Francisco Fernández-Carvajal 15 de marzo de
2020
@hablarcondios
— Fe y correspondencia
a la gracia. Purificar nuestra alma para ver a Jesús.
— La curación de
Naamán. Docilidad y humildad.
— Docilidad en la
dirección espiritual.
I. Mi
alma se consume y anhela los atrios del Señor, mi corazón salta de gozo por el
Dios vivo, leemos en la Antífona de entrada
de la Misa1. Y para penetrar en la morada de Dios es necesario tener un
alma limpia y humilde; para ver a Jesús hacen falta buenas disposiciones. Nos
lo muestra, una vez más, el Evangelio de la Misa.
El Señor, después de un tiempo de predicación por las
aldeas y ciudades de Galilea, vuelve a Nazaret, donde se había criado.
Allí todos le conocen: es el hijo de José y de María. El sábado asistió a la
sinagoga, según era su costumbre2.
Jesús se levantó para la lectura del texto sagrado, y escogió
un pasaje mesiánico del profeta Isaías. San Lucas recoge la extraordinaria
expectación que había en el ambiente: enrollando el libro se lo
devolvió al ministro, y se sentó; todos en la sinagoga tenían los ojos fijos en
él. Habían oído maravillas del hijo de María y esperaban
ver cosas más extraordinarias en Nazaret.
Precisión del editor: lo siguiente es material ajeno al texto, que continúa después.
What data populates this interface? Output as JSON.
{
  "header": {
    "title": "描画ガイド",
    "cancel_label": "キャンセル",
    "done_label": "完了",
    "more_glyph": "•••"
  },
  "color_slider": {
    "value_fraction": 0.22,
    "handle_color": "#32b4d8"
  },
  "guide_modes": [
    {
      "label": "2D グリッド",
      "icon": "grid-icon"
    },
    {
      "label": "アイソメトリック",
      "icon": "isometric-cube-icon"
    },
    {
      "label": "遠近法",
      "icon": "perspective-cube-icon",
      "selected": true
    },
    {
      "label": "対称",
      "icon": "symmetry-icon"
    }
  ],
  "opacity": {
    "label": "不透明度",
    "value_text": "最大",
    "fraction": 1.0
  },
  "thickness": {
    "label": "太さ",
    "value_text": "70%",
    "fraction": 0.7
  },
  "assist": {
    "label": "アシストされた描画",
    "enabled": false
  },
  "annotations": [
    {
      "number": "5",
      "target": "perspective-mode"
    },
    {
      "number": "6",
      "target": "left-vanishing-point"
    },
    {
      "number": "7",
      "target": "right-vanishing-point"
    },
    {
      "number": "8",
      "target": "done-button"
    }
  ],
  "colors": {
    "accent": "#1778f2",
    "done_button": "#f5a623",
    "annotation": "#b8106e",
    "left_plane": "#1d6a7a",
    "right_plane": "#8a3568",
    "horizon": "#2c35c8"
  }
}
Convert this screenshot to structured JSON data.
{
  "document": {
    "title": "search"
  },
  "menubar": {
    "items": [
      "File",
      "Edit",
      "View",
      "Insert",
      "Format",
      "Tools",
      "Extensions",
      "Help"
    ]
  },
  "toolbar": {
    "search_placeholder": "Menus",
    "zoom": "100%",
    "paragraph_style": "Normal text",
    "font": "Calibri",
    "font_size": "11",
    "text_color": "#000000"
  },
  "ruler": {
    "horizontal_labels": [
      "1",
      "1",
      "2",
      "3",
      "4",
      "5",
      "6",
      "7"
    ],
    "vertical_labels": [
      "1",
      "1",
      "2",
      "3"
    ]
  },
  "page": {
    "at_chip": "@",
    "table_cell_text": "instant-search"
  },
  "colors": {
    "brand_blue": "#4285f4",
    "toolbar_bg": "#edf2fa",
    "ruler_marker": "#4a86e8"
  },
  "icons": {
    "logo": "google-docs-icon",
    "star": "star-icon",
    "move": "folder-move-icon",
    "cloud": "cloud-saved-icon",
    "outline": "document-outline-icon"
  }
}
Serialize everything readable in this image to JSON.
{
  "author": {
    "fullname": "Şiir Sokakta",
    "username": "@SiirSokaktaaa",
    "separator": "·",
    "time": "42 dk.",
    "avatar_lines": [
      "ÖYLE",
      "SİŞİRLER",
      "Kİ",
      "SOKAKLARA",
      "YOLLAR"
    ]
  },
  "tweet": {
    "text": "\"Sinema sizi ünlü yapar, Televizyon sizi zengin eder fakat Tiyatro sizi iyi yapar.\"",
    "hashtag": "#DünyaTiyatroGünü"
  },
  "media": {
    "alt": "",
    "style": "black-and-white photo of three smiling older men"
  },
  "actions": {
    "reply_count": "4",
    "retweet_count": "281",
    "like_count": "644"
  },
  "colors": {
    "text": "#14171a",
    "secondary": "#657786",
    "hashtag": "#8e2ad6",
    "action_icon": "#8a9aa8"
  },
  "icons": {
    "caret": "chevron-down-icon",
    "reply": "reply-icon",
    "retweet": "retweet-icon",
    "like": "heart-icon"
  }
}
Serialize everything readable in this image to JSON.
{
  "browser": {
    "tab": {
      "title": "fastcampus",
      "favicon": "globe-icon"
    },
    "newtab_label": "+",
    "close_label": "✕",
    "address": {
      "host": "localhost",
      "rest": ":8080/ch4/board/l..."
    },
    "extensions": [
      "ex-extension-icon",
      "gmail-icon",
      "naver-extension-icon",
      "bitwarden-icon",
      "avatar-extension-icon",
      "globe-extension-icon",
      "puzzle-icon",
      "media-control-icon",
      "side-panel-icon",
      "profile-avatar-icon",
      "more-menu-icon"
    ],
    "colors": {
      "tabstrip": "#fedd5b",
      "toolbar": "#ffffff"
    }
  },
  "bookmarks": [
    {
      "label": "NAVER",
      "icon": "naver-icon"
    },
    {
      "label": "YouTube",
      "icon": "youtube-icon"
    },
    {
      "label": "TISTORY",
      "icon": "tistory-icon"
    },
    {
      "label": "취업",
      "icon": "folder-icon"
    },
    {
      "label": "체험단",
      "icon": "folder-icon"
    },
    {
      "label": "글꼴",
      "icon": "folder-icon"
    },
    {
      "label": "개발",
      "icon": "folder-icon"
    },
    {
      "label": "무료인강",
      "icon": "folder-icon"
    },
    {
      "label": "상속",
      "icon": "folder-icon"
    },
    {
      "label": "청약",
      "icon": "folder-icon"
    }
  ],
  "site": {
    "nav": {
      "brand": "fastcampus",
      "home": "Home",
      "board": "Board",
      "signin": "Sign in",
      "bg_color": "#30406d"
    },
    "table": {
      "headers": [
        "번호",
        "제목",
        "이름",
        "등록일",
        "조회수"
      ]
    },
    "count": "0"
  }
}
Sin embargo, aunque al principio todos daban
testimonio a favor de Él, y se admiraban de las palabras de gracia que
procedían de sus labios3,
no tienen fe. Jesús les explica que los planes de Dios no se fundan en razones
de patria o de parentesco: no basta con haber convivido con Él. Es necesaria
una fe grande.
Utiliza algunos ejemplos del Antiguo Testamento: Muchos
leprosos había en Israel en tiempos del profeta Eliseo, y ninguno de ellos fue
curado, sino Naamán, el sirio. Se conceden las gracias del Cielo, sin
limitaciones por parte de Dios, sin tener en cuenta la raza –Naamán no
pertenecía al pueblo judío–, la edad o la posición social. Pero Jesús no
encontró buenas disposiciones en los oyentes, en la tierra donde se había
criado, y por esto no hizo allí ningún milagro. Aquellas gentes solo vieron en
Él al hijo de José, el que les hacía las mesas y les arreglaba las
puertas. ¿No es este el hijo de José?, se preguntaban4.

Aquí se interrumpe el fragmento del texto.